Eclipse and Mozilla defect tracking dataset


Change Log

When What
September 18th, 2015 Donated by Ahmed Lamkanfi


Studies who have been using the data (in any form) are required to include the following reference:

  title={The eclipse and mozilla defect tracking dataset: a genuine dataset for mining bug information},
  author={Lamkanfi, Ahmed and P{\'e}rez, Javier and Demeyer, Serge},
  booktitle={Proceedings of the 10th Working Conference on Mining Software Repositories},
  organization={IEEE Press}

About the Data

Overview of Data

A dataset with over 200.000 reported bugs extracted from the Eclipse and Mozilla projects (respectively 47.000 and 168.000 reported bugs). Besides providing a single snapshot of a bug report, we also include all the incremental modifications as performed during the lifetime of the bug report.

More Info

Paper Abstract

The analysis of bug reports is an important subfield within the mining software repositories community. It explores the rich data available in defect tracking systems to uncover interesting and actionable information about the bug triaging process.

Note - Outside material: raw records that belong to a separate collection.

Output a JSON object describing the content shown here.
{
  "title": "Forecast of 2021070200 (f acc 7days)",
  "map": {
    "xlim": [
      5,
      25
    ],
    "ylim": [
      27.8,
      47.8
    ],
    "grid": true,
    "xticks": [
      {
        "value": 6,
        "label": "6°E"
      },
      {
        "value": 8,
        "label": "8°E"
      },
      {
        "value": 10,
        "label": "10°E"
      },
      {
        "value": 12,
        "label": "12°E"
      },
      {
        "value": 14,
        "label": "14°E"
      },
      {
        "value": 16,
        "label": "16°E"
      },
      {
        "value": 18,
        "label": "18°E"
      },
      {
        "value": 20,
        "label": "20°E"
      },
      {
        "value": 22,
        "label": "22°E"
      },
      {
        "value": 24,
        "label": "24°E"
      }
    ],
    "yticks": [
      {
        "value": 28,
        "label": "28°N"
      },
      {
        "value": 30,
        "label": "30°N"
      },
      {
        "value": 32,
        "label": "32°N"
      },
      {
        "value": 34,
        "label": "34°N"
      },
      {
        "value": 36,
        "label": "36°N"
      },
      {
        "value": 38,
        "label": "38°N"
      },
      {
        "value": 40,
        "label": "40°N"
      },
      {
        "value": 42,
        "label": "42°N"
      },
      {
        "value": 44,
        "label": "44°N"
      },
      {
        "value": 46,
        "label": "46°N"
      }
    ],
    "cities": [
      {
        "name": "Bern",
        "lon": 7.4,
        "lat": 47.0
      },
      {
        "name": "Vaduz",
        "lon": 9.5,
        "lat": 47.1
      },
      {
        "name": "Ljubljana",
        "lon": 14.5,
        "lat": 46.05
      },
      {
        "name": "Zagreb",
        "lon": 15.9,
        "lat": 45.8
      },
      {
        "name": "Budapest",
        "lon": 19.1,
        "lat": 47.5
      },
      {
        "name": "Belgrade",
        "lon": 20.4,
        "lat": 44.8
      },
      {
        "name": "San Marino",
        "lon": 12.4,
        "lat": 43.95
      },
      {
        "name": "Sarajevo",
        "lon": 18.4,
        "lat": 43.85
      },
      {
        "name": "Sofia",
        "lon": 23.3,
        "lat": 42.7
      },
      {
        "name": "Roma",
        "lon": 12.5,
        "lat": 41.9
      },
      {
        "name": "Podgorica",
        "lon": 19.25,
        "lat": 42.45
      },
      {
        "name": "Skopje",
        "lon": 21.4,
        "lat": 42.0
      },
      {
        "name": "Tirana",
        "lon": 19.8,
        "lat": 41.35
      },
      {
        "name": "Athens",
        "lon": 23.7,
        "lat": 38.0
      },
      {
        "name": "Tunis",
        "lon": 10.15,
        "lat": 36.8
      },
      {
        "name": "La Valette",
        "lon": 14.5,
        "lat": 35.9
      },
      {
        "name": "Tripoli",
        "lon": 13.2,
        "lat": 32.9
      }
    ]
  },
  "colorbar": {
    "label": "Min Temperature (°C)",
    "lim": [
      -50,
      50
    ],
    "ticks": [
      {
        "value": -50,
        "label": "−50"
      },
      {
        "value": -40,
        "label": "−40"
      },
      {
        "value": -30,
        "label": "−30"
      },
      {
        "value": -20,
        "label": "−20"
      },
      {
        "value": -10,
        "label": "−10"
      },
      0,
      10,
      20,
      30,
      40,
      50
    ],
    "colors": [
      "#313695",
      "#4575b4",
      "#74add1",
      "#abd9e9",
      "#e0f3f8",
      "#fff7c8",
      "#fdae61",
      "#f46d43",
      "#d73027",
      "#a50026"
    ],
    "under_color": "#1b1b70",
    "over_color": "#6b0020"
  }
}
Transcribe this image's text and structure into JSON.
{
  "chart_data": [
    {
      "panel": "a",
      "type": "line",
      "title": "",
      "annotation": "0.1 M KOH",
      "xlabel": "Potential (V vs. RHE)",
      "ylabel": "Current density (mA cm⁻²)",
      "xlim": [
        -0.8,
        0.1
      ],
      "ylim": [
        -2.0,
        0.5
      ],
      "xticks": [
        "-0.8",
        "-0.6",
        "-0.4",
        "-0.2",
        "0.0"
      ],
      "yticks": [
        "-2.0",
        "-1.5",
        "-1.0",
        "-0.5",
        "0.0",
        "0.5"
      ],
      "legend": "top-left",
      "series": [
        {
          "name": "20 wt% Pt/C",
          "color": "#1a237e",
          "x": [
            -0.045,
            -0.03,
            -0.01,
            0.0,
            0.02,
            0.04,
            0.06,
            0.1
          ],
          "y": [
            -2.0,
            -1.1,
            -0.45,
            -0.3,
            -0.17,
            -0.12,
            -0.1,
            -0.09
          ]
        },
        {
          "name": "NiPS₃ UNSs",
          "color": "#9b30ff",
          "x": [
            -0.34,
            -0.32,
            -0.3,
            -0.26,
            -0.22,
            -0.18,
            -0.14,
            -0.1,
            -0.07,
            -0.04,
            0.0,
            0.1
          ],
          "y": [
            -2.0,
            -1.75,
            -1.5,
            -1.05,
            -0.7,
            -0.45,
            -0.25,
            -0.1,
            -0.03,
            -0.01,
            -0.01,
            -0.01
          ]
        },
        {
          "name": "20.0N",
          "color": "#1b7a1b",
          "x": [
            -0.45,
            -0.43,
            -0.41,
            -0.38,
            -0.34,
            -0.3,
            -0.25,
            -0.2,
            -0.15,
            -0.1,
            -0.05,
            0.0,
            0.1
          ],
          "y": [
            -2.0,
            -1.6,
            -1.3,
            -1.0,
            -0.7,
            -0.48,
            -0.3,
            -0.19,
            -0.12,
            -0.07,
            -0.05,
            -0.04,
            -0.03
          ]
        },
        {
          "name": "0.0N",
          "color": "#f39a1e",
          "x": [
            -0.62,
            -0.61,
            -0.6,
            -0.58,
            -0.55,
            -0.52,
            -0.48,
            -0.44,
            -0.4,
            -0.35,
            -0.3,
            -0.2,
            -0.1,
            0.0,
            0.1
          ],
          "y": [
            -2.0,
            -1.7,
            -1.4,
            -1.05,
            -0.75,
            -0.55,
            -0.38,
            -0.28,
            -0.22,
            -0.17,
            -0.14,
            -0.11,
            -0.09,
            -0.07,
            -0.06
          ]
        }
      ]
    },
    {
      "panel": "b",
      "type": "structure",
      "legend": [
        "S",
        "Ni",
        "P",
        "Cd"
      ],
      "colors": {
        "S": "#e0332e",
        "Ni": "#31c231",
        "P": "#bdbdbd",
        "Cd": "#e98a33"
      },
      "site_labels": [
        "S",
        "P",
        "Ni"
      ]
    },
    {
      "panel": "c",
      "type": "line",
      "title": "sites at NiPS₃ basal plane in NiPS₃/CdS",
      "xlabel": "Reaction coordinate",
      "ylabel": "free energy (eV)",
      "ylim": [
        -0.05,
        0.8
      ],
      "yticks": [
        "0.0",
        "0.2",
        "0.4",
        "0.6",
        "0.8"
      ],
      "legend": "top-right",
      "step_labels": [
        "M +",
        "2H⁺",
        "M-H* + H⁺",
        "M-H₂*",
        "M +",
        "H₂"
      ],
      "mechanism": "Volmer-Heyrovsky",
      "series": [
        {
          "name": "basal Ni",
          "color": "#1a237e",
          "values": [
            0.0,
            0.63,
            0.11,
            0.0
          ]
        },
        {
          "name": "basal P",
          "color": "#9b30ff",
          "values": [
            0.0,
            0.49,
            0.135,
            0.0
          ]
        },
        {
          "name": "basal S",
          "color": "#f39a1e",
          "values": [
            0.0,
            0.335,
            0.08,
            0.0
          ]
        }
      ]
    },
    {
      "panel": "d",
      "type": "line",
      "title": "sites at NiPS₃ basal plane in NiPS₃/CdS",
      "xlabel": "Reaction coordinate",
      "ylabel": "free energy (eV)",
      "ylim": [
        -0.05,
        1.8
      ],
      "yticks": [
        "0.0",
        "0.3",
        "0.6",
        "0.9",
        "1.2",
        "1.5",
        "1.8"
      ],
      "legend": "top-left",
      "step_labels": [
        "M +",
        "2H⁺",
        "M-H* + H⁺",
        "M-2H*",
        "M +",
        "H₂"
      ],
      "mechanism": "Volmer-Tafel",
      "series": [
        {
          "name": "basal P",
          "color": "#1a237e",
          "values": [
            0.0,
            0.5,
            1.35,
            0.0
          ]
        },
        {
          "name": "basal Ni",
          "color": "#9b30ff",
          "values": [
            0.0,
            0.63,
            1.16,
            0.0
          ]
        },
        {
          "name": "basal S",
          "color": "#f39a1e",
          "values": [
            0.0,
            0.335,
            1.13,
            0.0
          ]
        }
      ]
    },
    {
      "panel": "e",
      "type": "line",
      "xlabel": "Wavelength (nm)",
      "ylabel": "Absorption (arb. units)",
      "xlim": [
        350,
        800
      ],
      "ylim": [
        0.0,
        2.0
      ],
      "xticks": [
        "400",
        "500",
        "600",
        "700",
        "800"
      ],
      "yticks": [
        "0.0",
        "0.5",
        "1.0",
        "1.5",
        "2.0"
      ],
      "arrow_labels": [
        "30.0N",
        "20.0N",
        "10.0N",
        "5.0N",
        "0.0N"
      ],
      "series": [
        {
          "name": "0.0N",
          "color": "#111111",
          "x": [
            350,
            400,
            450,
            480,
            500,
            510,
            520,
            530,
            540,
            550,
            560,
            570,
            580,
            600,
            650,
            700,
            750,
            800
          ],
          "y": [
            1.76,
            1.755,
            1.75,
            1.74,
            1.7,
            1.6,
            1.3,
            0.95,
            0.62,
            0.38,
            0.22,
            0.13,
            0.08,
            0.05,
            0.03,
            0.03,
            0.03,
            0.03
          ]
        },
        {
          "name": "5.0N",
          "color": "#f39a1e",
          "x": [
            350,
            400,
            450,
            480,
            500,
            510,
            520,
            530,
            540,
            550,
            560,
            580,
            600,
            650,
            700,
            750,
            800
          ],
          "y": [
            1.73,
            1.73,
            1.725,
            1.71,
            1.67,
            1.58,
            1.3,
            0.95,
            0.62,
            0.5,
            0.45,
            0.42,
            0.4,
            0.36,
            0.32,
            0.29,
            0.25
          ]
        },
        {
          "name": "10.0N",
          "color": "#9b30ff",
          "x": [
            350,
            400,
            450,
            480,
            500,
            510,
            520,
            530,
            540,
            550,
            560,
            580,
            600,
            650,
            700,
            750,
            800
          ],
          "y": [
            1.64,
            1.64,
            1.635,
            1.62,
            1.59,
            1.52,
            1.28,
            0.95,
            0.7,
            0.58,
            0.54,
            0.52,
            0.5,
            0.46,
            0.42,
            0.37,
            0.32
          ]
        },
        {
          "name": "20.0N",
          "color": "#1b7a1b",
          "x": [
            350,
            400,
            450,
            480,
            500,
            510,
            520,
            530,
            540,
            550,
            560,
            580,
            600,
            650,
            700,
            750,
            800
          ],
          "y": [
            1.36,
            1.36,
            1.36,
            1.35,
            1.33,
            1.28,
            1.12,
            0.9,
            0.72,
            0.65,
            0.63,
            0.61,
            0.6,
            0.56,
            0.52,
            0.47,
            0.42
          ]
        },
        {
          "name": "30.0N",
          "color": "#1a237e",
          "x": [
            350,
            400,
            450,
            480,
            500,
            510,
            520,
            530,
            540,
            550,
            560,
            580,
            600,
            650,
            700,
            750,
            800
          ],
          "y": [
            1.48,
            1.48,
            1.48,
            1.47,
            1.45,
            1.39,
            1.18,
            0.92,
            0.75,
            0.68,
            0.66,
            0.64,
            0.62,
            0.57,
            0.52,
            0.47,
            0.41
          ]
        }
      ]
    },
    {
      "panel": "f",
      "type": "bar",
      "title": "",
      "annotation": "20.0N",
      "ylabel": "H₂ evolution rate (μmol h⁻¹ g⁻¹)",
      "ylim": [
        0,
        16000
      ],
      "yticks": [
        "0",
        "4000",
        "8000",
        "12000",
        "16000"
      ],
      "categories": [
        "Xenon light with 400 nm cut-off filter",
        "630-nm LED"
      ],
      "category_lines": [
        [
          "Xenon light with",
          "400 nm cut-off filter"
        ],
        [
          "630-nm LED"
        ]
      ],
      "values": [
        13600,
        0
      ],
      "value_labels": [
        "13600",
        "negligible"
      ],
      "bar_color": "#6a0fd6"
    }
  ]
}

While bug data is readily accessible from systems like Bugzilla and JIRA, a common database schema and a curated dataset could significantly enhance future research because it allows for easier replication. Consequently, in this paper we propose the Eclipse and Mozilla Defect Tracking Dataset, a representative database of bug data, filtered to contain only genuine defects (i.e., no feature requests) and designed to cover the whole bug-triage life cycle (i.e., store all intermediate actions). We have used this dataset ourselves for predicting bug severity, for studying bug-fixing time and for identifying erroneously assigned components. Sharing these data with the rest of the community will allow for reproducibility, validation and comparison of the results obtained in bug-report analyses and experiments.